Opinion

Biodiversity: the invisible crisis

It’s not a number, it’s a measure of the health of an ecosystem

One hundred species will go extinct today. Another hundred tomorrow, and a further hundred the day after that. We lose roughly one hundred species of plants and animals every single day, and it’s all your fault.

The figures may only be estimates, just as we are not sure exactly how many species we share the planet with, but it is certain that we lose tens of thousands of species every year, which means you are currently living through the greatest extinction event since the dinosaurs died out sixty-five million years ago.

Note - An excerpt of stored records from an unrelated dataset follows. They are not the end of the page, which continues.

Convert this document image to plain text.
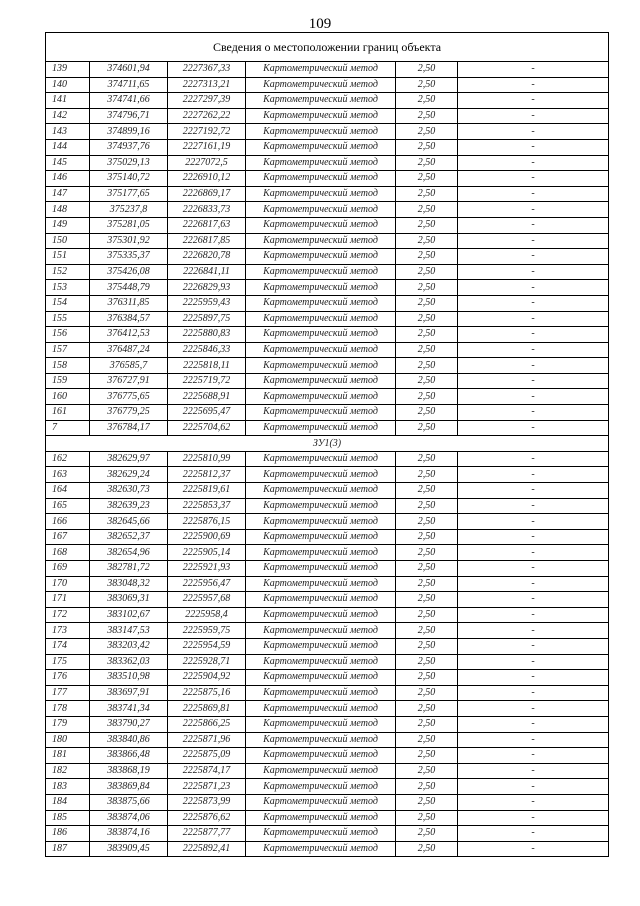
109
Сведения о местоположении границ объекта					
139	374601,94	2227367,33	Картометрический метод	2,50	-
140	374711,65	2227313,21	Картометрический метод	2,50	-
141	374741,66	2227297,39	Картометрический метод	2,50	-
142	374796,71	2227262,22	Картометрический метод	2,50	-
143	374899,16	2227192,72	Картометрический метод	2,50	-
144	374937,76	2227161,19	Картометрический метод	2,50	-
145	375029,13	2227072,5	Картометрический метод	2,50	-
146	375140,72	2226910,12	Картометрический метод	2,50	-
147	375177,65	2226869,17	Картометрический метод	2,50	-
148	375237,8	2226833,73	Картометрический метод	2,50	-
149	375281,05	2226817,63	Картометрический метод	2,50	-
150	375301,92	2226817,85	Картометрический метод	2,50	-
151	375335,37	2226820,78	Картометрический метод	2,50	-
152	375426,08	2226841,11	Картометрический метод	2,50	-
153	375448,79	2226829,93	Картометрический метод	2,50	-
154	376311,85	2225959,43	Картометрический метод	2,50	-
155	376384,57	2225897,75	Картометрический метод	2,50	-
156	376412,53	2225880,83	Картометрический метод	2,50	-
157	376487,24	2225846,33	Картометрический метод	2,50	-
158	376585,7	2225818,11	Картометрический метод	2,50	-
159	376727,91	2225719,72	Картометрический метод	2,50	-
160	376775,65	2225688,91	Картометрический метод	2,50	-
161	376779,25	2225695,47	Картометрический метод	2,50	-
7	376784,17	2225704,62	Картометрический метод	2,50	-
ЗУ1(3)					
162	382629,97	2225810,99	Картометрический метод	2,50	-
163	382629,24	2225812,37	Картометрический метод	2,50	-
164	382630,73	2225819,61	Картометрический метод	2,50	-
165	382639,23	2225853,37	Картометрический метод	2,50	-
166	382645,66	2225876,15	Картометрический метод	2,50	-
167	382652,37	2225900,69	Картометрический метод	2,50	-
168	382654,96	2225905,14	Картометрический метод	2,50	-
169	382781,72	2225921,93	Картометрический метод	2,50	-
170	383048,32	2225956,47	Картометрический метод	2,50	-
171	383069,31	2225957,68	Картометрический метод	2,50	-
172	383102,67	2225958,4	Картометрический метод	2,50	-
173	383147,53	2225959,75	Картометрический метод	2,50	-
174	383203,42	2225954,59	Картометрический метод	2,50	-
175	383362,03	2225928,71	Картометрический метод	2,50	-
176	383510,98	2225904,92	Картометрический метод	2,50	-
177	383697,91	2225875,16	Картометрический метод	2,50	-
178	383741,34	2225869,81	Картометрический метод	2,50	-
179	383790,27	2225866,25	Картометрический метод	2,50	-
180	383840,86	2225871,96	Картометрический метод	2,50	-
181	383866,48	2225875,09	Картометрический метод	2,50	-
182	383868,19	2225874,17	Картометрический метод	2,50	-
183	383869,84	2225871,23	Картометрический метод	2,50	-
184	383875,66	2225873,99	Картометрический метод	2,50	-
185	383874,06	2225876,62	Картометрический метод	2,50	-
186	383874,16	2225877,77	Картометрический метод	2,50	-
187	383909,45	2225892,41	Картометрический метод	2,50	-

We face the startling truth that the impact we have on life on Earth is equivalent to a 10km² asteroid crashing into the Gulf of Mexico. The real problem, however, is that, unlike an asteroid collision, we can’t feel it when those species disappear forever. Biodiversity loss is an invisible crisis.

Holly Moeller, in an article on the 9th of February for The Tech (“Biodiversity misses the point”), argues that conservation practices are undermined by their focus of protecting biodiversity. Unfortunately, conservation is biodiversity conservation ­­— what else is there to conserve? She also argued that conservationists had to take into account the “bigger picture.” This is a false perception of conservation efforts. Conservationists do not simply “tally the genes” or count the number of species; instead they are constantly making complex decisions in order to best apply the limited resources that conservation projects control.

Factors considered include the evolutionary “uniqueness” of species, the age of their lineages, the level of threat, ecosystem function, and the cost-effectiveness of the project. This is why a deep-sea microbe is not necessarily as valuable as a “smiling dolphin.” For example, the relative conservation priority of species depends partly on their redundancy, or how easily their role in the ecosystem can be filled by alternative species. Bacteria typically have great redundancy, whereas dolphins may be more difficult to replace. This argument, of course, ignores the question whether these microbes are likely to be in need of our help anyway.

In any case, for many people conservation itself is the “bigger picture.” Conservationists realize what Big Business seems to have forgotten: that all humans are fundamentally tied to their environment, that human welfare is dependent on the functioning of our surrounding ecosystems.

The value of biodiversity has long been debated but many now believe that should we protect it not only for aesthetic or moral reasons, but also for economic ones. Ecosystem services are the plethora of functions benefiting humanity that nature carries out for free, including providing clean water, storing and recycling our wastes, and removing carbon dioxide from the atmosphere. Global ecosystem services have been calculated at around $33 trillion, equal to more than half of total global economic output. Research has now shown that the efficiency of an ecosystem’s services is related to how much biodiversity is preserved, or how intact the ecosystem is. All of which makes biodiversity of critical importance. If you care about economics, then you care about biodiversity, because ecosystems without biological diversity stop acting like ecosystems.

So, 2010 is the official Year of Biodiversity. Yes, it’s essentially a worthless title, and as 30 percent of all mammals, birds and amphibians threatened with extinction this century, it seems 2010 will probably matter as little to biodiversity as The Year of Einstein (2005) mattered to Einstein. On the other hand, if it raises awareness of a crucial, invisible crisis, we should applaud that — not question it.